Due: Monday, October 23, 2017 at 12:01am PST.
The project is based on a task posed in KDD Cup 2000. It involves mining clickstream data collected from Gazelle.com, which sold legware products. Please browse the KDD Cup website to understand the domain, and read the organizer's report.
Your task is Question 1 from the KDD Cup: Given a set of page views, will the visitor view another page on the site or will he leave?
Download the discretized (no numerical attributes), cleaned-up training and test datasets. The data is in Attribute-Relation File Format (ARFF).
Implement the ID3 decision tree learner, as described in Chapter 8 of Duda et al. or Chapter 3 of Mitchell. Another very good description of the algorithm can be found in the original ID3 paper [1], which is pretty readable.
For initial debugging, it is recommended that you construct a very simple data set (e.g., based on a boolean formula) and test your program on it.

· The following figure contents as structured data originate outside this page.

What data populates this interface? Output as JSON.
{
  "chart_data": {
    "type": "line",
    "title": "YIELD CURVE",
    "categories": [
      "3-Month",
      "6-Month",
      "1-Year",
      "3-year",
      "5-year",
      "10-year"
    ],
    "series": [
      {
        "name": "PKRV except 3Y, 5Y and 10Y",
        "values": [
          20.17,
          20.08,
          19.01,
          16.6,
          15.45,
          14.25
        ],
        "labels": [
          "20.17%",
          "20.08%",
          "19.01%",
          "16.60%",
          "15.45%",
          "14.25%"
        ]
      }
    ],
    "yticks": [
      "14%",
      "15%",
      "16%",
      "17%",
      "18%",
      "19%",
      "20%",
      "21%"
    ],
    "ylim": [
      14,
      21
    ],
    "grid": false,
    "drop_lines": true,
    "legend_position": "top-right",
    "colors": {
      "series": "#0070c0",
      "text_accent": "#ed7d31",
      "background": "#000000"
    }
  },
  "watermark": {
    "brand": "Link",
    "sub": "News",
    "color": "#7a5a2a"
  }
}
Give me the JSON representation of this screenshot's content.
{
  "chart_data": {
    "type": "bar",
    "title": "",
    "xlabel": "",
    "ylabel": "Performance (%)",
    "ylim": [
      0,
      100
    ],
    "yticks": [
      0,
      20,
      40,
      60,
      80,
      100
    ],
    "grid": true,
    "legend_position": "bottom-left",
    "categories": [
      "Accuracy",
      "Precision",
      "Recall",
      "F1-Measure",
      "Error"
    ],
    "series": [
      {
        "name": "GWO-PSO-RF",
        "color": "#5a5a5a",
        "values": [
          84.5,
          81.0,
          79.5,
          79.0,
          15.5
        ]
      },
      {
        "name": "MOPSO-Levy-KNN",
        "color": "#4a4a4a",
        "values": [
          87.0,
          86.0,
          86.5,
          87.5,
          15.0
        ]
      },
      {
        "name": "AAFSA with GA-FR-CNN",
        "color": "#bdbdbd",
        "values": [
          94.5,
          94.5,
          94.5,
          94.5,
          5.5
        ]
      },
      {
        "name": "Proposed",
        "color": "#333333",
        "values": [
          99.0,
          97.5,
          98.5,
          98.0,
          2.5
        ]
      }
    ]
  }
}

Implement split stopping using chi-square test. The test-statistic is:
\[ \sum_{i=1}^v \frac{(p_i-p'_i)^2}{p'_i} + \frac{(n_i-n'_i)^2}{n'_i} \]
where \(p_i\) is the number of positive/true examples (i.e. customers who will stay on the website) in the i-th child, \(p'_i\) is the expected number of positive examples in the i-th child, \(n_i\) is the number of negative examples in the i-th child and \(n'_i\) is the expected number of negative examples in the i-th child. The degree of freedom is $v-1$, where $v$ is the number of possible values of attribute the node is split according to.
For more detailed explanation, see 'page 93' of the original ID3 paper [1]. Duda et al. 8.3.3 also provides some details on chi-square test. If you forgot all you learned in Stat 101, check out Appendix A.6 in Duda et al. Note that the values in header of Table A.2 in Duda et al. actually refer to the p-value, which is 1 minus the confidence level.
You may find the functions scipy.stats.chi2.isf in Python or chi2inv in MATLAB useful for computing the critical values of chi-square.
Use your algorithm to train a decision tree classifier at each of the following confidence levels: 0% (i.e., the algorithm grows the full tree), 50%, 80%, 95% and 99%. Evaluate the trees' accuracy, precision and recall on the training data and on test data (separately).
1.1 Write a paragraph describing how your code works.
1.2 On the training set, what is the accuracy of the tree trained at each confidence level? What are the precision and recall?
1.3 On the test set, what is the accuracy of the tree trained at each confidence level? What are the precision and recall?
1.4 How many decision nodes are there in the tree trained at each confidence level?
1.5 Which level of confidence produces the best results and why? What is your criterion for "the best results"?
1.6 Try to interpret the tree with the highest accuracy (on the test set). What are the first 4 decisions (or less if the tree has less than 4 levels) applied to the largest fraction of the positively-labeled training examples? Negatively-labeled? Express these paths as English sentences. Do they make sense?
1.7 If all your accuracies are low, how have you tried to improve them and what do you suspect is failing?
Extra-credit: Try to improve the predictive accuracy you obtained above. There are many approaches you could try. You could pick the best attribute to split on or handle unknown values differently. You could construct new attributes from the existing ones and augment the examples with them. You could try alternative classification techniques, or modify one that you used above. You could also go to the raw clickstream data provided on the KDD Cup website (this is separate from the data aggregated by session) and create new attributes directly from it. Note that this dataset is very large. A bunch of potentially useful pointers and free software can be found at KDnuggets.
[1] J. R. Quinlan. "Induction of decision trees". Machine Learning 1 (1) (1986): 81-106.
2.1 (Mitchell 10.1) Consider a sequential covering algorithm such as CN2 and a simultaneous covering algorithm such as ID3. Both algorithms are to be used to learn a target concept defined over instances represented by conjunctions of n boolean attributes. If ID3 learns a balanced decision tree of height $d$, it will contain $2^d-1$ distinct decisions nodes, and therefore will have made $2^d-1$ distinct choices while constructing its output hypothesis.
2.2 Suppose FOIL is considering adding a literal to a clause using a binary predicate $P$.